South Sudan’s former vice president and rebel leader Riek Machar said after the signing, “today we celebrate, not just in South Sudan, but throughout the world.”
South Sudan became independent from Sudan in 2011, but civil war broke out two years later between the government led by Kiir and a rebel movement led by Machar.
Fuelled by personal and ethnic rivalries, the conflict has killed tens of thousands, displaced an estimated quarter of South Sudan’s population of 12 million and ruined its economy that heavily relies on crude oil production.
“An agreement on outstanding issues has been signed and this agreement expresses the commitment of all parties to a ceasefire,” the foreign minister of neighbouring Sudan, Al-Dirdiri Mohamed said on Sudan state television.
Sudan helped broker the agreement.
Sudan’s president Omar al-Bashir said on Sunday oil would be pumped from South Sudan’s Wahda region to Sudan beginning September 1.
“I call on everyone as a leader of South Sudan that this agreement which we have signed today should be the end of the war and the conflict in our country,” said President Salva Kiir.
Past deals
Previous peace agreements held for only a matter of months before fighting resumed, which Kiir has blamed on foreign influence.
“My government and I know the conflict in South Sudan has resulted in a financial and political burden,” Kiir said.
“We must accept that the internal war has no meaning and has imposed suffering on us and our families and has killed hundreds of our young men and women, destroyed our economy, and left us divided.”
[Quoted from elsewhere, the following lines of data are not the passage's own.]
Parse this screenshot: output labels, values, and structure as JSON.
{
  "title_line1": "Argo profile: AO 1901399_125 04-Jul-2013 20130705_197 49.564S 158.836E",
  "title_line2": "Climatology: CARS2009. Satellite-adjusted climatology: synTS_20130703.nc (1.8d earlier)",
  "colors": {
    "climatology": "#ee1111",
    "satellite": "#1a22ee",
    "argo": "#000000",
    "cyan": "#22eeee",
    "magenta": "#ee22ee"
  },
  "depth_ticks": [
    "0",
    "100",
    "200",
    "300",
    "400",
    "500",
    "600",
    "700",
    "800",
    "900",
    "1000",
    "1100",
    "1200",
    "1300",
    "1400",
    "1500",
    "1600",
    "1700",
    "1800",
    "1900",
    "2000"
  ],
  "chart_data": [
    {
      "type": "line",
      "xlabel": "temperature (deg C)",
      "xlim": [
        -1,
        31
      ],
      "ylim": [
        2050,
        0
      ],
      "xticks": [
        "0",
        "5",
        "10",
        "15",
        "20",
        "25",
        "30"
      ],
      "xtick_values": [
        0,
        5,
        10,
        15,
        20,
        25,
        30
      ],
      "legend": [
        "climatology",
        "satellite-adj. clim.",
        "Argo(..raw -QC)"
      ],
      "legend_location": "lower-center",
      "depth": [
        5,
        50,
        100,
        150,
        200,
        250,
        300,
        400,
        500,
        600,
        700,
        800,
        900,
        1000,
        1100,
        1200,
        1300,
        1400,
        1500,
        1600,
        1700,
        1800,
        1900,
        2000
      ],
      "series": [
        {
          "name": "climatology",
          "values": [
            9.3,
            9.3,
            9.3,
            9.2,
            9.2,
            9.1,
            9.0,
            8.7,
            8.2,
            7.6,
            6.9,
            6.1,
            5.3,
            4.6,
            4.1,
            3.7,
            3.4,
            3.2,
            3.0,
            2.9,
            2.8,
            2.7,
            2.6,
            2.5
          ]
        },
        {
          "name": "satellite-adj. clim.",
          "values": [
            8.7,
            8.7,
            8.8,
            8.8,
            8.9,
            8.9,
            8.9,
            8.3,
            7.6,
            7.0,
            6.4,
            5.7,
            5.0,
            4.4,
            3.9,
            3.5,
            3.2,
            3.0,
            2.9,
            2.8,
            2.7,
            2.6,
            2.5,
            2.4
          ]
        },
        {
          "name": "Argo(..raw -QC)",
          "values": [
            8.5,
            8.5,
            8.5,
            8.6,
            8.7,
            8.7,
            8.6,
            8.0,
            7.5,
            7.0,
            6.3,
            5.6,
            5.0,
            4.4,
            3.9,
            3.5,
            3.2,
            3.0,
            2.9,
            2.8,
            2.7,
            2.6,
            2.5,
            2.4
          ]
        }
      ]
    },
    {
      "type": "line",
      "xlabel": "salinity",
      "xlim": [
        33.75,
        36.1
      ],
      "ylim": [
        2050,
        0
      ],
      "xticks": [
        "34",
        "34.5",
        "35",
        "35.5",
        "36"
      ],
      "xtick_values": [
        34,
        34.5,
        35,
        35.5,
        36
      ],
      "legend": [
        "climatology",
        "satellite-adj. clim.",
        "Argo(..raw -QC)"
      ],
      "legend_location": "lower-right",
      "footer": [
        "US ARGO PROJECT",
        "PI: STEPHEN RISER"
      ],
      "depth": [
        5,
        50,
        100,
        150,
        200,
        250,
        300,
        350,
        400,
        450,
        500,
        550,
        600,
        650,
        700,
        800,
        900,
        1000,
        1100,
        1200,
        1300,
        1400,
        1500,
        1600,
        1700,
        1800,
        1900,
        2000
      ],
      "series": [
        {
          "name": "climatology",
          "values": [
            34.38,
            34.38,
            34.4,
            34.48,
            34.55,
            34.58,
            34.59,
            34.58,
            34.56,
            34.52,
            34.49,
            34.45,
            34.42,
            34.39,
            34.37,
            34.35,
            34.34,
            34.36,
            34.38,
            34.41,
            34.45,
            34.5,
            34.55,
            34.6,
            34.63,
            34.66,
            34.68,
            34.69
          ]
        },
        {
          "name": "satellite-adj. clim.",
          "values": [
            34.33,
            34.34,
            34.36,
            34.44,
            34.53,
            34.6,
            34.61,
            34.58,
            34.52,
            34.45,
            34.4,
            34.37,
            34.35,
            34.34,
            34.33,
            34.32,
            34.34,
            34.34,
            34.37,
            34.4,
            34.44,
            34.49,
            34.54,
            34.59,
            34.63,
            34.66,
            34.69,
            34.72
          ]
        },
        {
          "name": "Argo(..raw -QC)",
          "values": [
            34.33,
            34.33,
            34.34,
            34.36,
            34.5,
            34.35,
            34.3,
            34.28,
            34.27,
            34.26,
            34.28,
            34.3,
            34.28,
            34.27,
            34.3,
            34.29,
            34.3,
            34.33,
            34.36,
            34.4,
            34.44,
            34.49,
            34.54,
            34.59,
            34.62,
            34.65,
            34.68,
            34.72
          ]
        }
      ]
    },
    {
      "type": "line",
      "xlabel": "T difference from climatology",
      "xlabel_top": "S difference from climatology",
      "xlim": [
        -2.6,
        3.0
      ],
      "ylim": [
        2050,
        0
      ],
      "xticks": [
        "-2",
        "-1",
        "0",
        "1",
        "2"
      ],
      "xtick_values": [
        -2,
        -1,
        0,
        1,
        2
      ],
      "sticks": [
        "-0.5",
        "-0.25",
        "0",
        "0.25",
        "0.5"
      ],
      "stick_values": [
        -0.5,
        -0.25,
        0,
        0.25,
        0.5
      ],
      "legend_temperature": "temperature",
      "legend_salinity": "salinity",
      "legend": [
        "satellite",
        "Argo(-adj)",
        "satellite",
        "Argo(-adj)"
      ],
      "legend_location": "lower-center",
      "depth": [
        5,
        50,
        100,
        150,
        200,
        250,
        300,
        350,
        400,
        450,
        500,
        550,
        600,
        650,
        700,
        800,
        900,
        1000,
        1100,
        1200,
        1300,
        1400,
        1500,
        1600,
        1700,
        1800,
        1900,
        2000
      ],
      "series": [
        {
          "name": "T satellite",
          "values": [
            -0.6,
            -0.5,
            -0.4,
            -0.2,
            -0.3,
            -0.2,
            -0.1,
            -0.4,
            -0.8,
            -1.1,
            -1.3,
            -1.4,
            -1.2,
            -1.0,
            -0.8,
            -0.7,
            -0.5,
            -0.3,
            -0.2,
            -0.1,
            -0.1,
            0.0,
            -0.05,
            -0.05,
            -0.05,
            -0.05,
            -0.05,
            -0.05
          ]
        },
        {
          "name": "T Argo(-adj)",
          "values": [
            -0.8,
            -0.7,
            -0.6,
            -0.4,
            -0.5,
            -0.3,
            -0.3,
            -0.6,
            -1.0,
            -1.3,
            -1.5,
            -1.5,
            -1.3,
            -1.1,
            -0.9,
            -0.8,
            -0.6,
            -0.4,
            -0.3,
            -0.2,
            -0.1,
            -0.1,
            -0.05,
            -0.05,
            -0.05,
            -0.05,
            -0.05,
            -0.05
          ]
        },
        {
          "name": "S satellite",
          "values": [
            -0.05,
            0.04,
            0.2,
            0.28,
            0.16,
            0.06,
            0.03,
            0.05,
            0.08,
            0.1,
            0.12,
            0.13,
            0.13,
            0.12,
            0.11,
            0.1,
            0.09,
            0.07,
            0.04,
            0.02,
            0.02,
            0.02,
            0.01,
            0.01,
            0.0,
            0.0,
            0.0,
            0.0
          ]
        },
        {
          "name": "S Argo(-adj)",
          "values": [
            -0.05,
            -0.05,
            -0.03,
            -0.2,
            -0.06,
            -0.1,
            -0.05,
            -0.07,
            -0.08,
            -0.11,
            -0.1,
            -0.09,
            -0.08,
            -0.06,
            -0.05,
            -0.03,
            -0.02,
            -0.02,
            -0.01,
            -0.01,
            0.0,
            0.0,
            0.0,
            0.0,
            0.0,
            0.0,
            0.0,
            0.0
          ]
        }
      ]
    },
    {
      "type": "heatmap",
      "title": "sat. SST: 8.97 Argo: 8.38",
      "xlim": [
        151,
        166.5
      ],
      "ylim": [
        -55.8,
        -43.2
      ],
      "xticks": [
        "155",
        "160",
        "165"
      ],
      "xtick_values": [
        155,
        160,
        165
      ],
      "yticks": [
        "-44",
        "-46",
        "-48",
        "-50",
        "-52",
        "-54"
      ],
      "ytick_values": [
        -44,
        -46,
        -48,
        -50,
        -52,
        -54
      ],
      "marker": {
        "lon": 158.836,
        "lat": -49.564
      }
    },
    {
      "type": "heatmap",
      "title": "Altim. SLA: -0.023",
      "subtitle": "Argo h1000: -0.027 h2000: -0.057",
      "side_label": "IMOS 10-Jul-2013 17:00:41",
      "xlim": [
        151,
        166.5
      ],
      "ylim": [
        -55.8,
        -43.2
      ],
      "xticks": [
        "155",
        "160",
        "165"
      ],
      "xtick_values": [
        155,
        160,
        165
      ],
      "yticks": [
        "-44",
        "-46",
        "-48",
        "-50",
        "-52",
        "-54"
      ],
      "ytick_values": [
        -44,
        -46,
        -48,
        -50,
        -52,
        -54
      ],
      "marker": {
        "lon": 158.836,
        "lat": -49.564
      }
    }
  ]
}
Machar said, “there is no option but peace … we have to focus after this stage on implementing the agreement that if we don’t implement, we will all be failures.”
On Friday, Kiir said he believed the new peace deal between his government and the main rebel group would not collapse because it was not forced upon them like previous accords.
He urged dialogue with the United Nations Security Council on how to secure the region from threats and keep the peace.